Hell in a Handbag is at its strongest when it connects Cameron’s life experiences—sometimes glittery, sometimes punk, and very often traumatic—to the formation of her Dynasty Handbag persona. As a child, she learned that improv comedy reflects “our unconscious brain on display,” and pulled inspiration from influences like Laurie Anderson, Divine, and John Waters. Of Prince, she writes: “He knew he was confusing people, he was doing it on purpose. I somehow had the sense, even at age ten, that Prince was a theater project.”
The reader smells notes of Dynasty Handbag’s heady perfume in the videos Cameron made as a San Francisco Art Institute student, and in the campy lyrics of the Roofies, her late-’90s punk band. But Cameron’s alter ego didn’t fully crystallize until after her father’s death and her divorce in the early aughts. “I needed somewhere to put all these fucked up feelings,” she writes. “So, I put them into a 4-track, and called them Dynasty Handbag.”
Dynasty Handbag may feel high-concept, but she’s fiercely corporeal. Cameron writes: “I am 51 years old, and not every queer loser theatergoer gets to have that privilege. My boddy oddy has changed in ways you can’t imagine. It’s a temple of secret lumps, and it’s holy. So don’t try me.” Her alter ego looks “ugly” on purpose—a droll response to misogynistic beauty standards and our tendency to accidentally highlight that which we wish to hide. She adorns herself in lumpy undergarments, dirty pantyhose, and smeared lipstick, lampooning every restrictive system—heteronormativity and capitalism especially.
Hell in a Handbag serves as a reminder that funny, honest art can still evolve from darkness. It’s a total relief. “I believe people want to see wildness because they need to see it,” Cameron writes, “not just because it’s entertaining.” She understands that performance art can help both artist and audience process trauma. Referencing scholar José Esteban Muñoz’s Cruising Utopia: The Then and There of Queer Futurity, she notes: “We, as queers, create new worlds for ourselves… we are not necessarily escaping, but we are also not activating the wound.
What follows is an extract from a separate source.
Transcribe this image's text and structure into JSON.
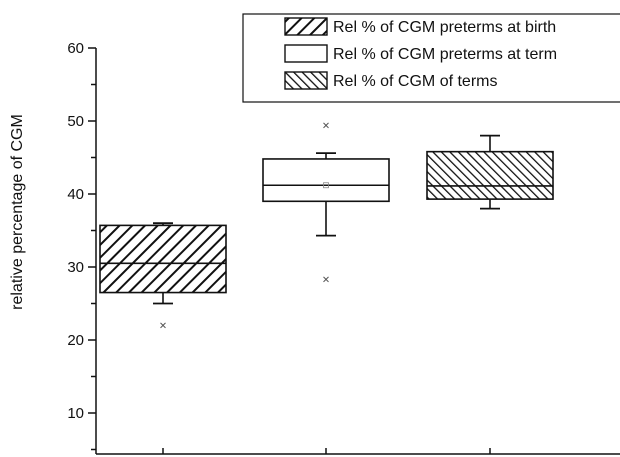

When we (I guess me?) are really raw, I try to use the space of performance-making to move the feeling along in some capacity.”
The memoir feels like an extension of that artistic method. In Hell in a Handbag, Cameron demonstrates how trauma can alchemize through strangeness and sincerity. After all, her upbringing is just the beginning of the story. What happens next is where things get truly interesting.
Hell in a Handbag was published by Dopamine/Semiotext(e) on Tues May 5. Jibz Cameron will be everywhere this weekend: She delivers a “special surprise” at Funhouse, PICA’s annual gala, at Oaks Park Dance Pavilion, 7805 SE Oaks Park, on Sat May 9, $300+, pica.org. She discusses Hell in a Handbag with Sara Jaffe at Always Here Bookstore, 4555 N Williams, on Sun May 10, FREE with rsvp, alwaysherebooks.com. She performs and reads at PICA, 15 NE Hancock, on May 11-12, $20-$50 sliding scale, pica.org.